The One Big Beautiful Bill Act (OBBB) is a significant tax law change by Congress that made several major changes under the Tax Cuts and Jobs Act (TJCA) of 2017 permanent and created new opportunities for saving and gifting. When combined with the retirement planning law changes in the Secure 2.0 Act of 2022, an individual can effectively use its provisions to save for the future while generating significant tax savings for current and future generations.

Laying the Groundwork for the Future Generations via Giving
For both 2025 and 2026, the annual gift exclusion increased to $19,000 per recipient, which means each year an individual can give another non-spouse individual up to $19,000 without a tax impact. In addition, for 2026 and indexed for inflation going forward, the estate and gift tax exemption rises to $15,000,000, up from $13,990,000. Without the OBBB the estate and gift tax exemption would have reverted to $5,000,000. Lifetime gifting, for example, can be effective for coordinated state and federal estate planning. Still, individuals of all income levels need to be aware of these changes, as state thresholds often differ from federal estate and gift tax thresholds. On the state level, for example, Illinois has an estate exemption of $4,000,000, so it may be appropriate for individuals to reassess estate and gifting plans due to the new thresholds, but keep in mind that other factors are important.

Saving for Future Generations – New Opportunities
One increasingly important and tax-efficient wealth-planning strategy for individuals is to make gifts to a 529 plan. This is a tax-advantaged educational savings account that usually allows a state-level deduction but not a federal deduction for contributions and allows earnings to accumulate and be distributed tax-free for educational expenses. The OBBB expanded the amount that can be distributed from the 529 Plan for elementary and high school education to $20,000 starting in 2026, up from $10,000 in 2025. Also, the list of qualified expenses expands to include nationally standardized tests for credentials, curriculum materials, dual-enrollment fees for college courses taken in high school, and continuing education fees required to keep a credential active, among other eligible expenses, greatly expanding the benefit of saving in these tax-advantaged accounts.

One under-utilized wealth planning technique in 529 Plans, starting in 2025, allows balances, up to $35,000, to be rolled over into a Roth IRA in the student’s name, and allows the balance to grow and eventually be distributed tax-free to the student at retirement. For this to happen, the account must have been maintained for the student beneficiary for a minimum of 15 years prior to being rolled over into the Roth IRA. Any leftover balance after the transfer can then be rolled over into a 529 account in a blood relative’s name.

Gifting to Charity
Another strategy that affects individuals with Traditional IRAs and 401(k)s is to take advantage of a Qualified Charitable Contribution.

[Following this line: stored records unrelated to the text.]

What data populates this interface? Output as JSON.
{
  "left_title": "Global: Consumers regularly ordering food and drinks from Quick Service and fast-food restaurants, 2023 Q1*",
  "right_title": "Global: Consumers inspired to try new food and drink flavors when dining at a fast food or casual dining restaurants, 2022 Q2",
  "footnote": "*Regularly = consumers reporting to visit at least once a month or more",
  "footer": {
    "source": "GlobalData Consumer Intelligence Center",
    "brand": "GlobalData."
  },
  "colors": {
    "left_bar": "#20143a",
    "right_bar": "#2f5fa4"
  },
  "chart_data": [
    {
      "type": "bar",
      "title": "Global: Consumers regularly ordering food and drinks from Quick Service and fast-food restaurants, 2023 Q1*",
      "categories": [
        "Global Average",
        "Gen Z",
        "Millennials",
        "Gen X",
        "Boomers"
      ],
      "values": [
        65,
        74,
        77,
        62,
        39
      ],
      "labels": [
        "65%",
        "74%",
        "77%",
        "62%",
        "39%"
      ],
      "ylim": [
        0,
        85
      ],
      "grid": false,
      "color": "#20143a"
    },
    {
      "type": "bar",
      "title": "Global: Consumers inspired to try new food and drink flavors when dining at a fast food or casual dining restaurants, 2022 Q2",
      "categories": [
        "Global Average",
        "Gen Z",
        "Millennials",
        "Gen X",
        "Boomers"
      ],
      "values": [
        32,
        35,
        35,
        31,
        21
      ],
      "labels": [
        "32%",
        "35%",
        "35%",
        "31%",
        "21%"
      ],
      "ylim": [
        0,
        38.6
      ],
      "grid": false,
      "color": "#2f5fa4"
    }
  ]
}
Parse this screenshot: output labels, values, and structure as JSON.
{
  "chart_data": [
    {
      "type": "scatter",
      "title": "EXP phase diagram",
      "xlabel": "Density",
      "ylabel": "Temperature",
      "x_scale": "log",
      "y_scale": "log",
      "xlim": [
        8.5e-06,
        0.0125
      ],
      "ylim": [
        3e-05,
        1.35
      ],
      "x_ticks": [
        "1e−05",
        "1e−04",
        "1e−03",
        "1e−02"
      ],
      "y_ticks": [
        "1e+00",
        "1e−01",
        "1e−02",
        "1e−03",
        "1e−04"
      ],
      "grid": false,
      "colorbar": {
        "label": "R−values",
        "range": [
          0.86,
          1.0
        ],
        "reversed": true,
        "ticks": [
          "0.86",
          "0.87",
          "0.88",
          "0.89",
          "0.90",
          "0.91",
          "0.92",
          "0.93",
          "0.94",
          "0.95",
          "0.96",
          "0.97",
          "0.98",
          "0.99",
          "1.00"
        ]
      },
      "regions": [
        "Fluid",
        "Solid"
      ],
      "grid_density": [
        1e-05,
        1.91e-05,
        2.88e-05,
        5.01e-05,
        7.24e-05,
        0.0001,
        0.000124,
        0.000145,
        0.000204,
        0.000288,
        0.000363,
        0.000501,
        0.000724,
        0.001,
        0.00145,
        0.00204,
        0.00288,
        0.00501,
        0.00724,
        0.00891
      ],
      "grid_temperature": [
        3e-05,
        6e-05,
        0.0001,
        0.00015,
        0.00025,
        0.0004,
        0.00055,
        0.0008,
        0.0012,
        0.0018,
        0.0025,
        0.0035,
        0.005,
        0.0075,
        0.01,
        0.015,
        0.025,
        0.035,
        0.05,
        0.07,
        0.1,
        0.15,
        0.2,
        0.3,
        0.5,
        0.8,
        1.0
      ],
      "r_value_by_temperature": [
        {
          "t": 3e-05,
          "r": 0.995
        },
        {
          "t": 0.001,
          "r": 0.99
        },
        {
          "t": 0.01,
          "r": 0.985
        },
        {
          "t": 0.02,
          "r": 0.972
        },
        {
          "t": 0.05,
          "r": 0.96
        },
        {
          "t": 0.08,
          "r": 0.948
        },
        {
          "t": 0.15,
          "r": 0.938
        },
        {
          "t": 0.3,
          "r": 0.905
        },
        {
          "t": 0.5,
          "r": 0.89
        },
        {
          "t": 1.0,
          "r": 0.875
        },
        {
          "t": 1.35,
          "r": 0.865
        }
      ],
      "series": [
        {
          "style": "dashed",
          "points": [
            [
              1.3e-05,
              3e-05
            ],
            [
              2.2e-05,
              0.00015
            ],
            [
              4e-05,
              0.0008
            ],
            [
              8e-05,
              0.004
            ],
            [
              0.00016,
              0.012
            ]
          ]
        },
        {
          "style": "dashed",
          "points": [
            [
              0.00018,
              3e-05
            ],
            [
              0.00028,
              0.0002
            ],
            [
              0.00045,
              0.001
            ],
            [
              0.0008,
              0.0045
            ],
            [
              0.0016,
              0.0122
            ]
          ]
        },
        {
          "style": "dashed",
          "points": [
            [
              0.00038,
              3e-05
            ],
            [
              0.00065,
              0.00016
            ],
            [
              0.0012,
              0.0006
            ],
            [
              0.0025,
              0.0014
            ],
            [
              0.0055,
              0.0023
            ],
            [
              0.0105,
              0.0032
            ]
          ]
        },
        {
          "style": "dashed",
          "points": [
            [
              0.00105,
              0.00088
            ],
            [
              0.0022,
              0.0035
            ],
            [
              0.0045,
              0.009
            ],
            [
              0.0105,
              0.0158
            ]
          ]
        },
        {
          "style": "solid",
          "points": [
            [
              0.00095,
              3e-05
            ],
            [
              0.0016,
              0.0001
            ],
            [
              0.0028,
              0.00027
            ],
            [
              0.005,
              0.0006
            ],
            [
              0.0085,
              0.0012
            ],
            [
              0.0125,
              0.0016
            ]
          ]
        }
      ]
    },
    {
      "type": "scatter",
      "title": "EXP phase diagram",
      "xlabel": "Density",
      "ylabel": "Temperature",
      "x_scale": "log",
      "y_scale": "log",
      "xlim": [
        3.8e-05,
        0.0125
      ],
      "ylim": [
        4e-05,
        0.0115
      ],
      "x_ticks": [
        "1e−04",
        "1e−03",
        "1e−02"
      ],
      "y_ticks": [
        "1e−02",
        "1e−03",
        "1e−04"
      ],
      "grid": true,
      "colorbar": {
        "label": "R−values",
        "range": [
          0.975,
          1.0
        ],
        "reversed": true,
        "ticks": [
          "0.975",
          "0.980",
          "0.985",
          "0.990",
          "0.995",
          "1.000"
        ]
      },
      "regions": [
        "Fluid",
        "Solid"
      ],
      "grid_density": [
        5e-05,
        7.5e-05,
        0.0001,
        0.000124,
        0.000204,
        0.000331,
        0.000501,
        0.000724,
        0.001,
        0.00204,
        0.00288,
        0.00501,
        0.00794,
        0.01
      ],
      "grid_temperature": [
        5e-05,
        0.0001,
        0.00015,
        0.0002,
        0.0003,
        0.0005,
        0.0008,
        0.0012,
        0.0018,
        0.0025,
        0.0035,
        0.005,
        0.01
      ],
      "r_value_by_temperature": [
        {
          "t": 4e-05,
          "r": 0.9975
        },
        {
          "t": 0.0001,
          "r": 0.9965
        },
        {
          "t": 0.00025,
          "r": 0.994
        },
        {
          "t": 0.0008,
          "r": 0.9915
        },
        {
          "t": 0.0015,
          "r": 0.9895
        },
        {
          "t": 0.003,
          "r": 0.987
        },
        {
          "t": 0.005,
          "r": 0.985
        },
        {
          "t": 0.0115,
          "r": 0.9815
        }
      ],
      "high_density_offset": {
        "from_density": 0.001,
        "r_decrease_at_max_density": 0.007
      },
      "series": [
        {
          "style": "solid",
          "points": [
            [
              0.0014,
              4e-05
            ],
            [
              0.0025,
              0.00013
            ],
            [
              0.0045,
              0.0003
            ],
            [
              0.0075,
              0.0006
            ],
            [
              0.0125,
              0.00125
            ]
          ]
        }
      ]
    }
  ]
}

This allows individuals who do not itemize on their tax returns but are subject to Required Minimum Distributions (RMD) to make gifts directly to qualified charities from their account and be able to exclude the charitable contributions from their income, up to $108,000 in 2025 and $115,000 in 2026. Given that the OBBB put in place a floor that disallows deductible cash charitable contributions until they exceed 0.5% of their Adjusted Gross Income (AGI) in 2026 for those who do itemize, planning becomes extremely important even for charitable giving.

Conclusion
The recent passage of the OBBB created long-term planning opportunities for all taxpayers. Understanding which changes affect their unique situation allows individuals to plan and make sound decisions, thereby reducing their tax liabilities or leaving tax-free gifts to future generations. As always, seek tax advice from a qualified professional before making any big decisions.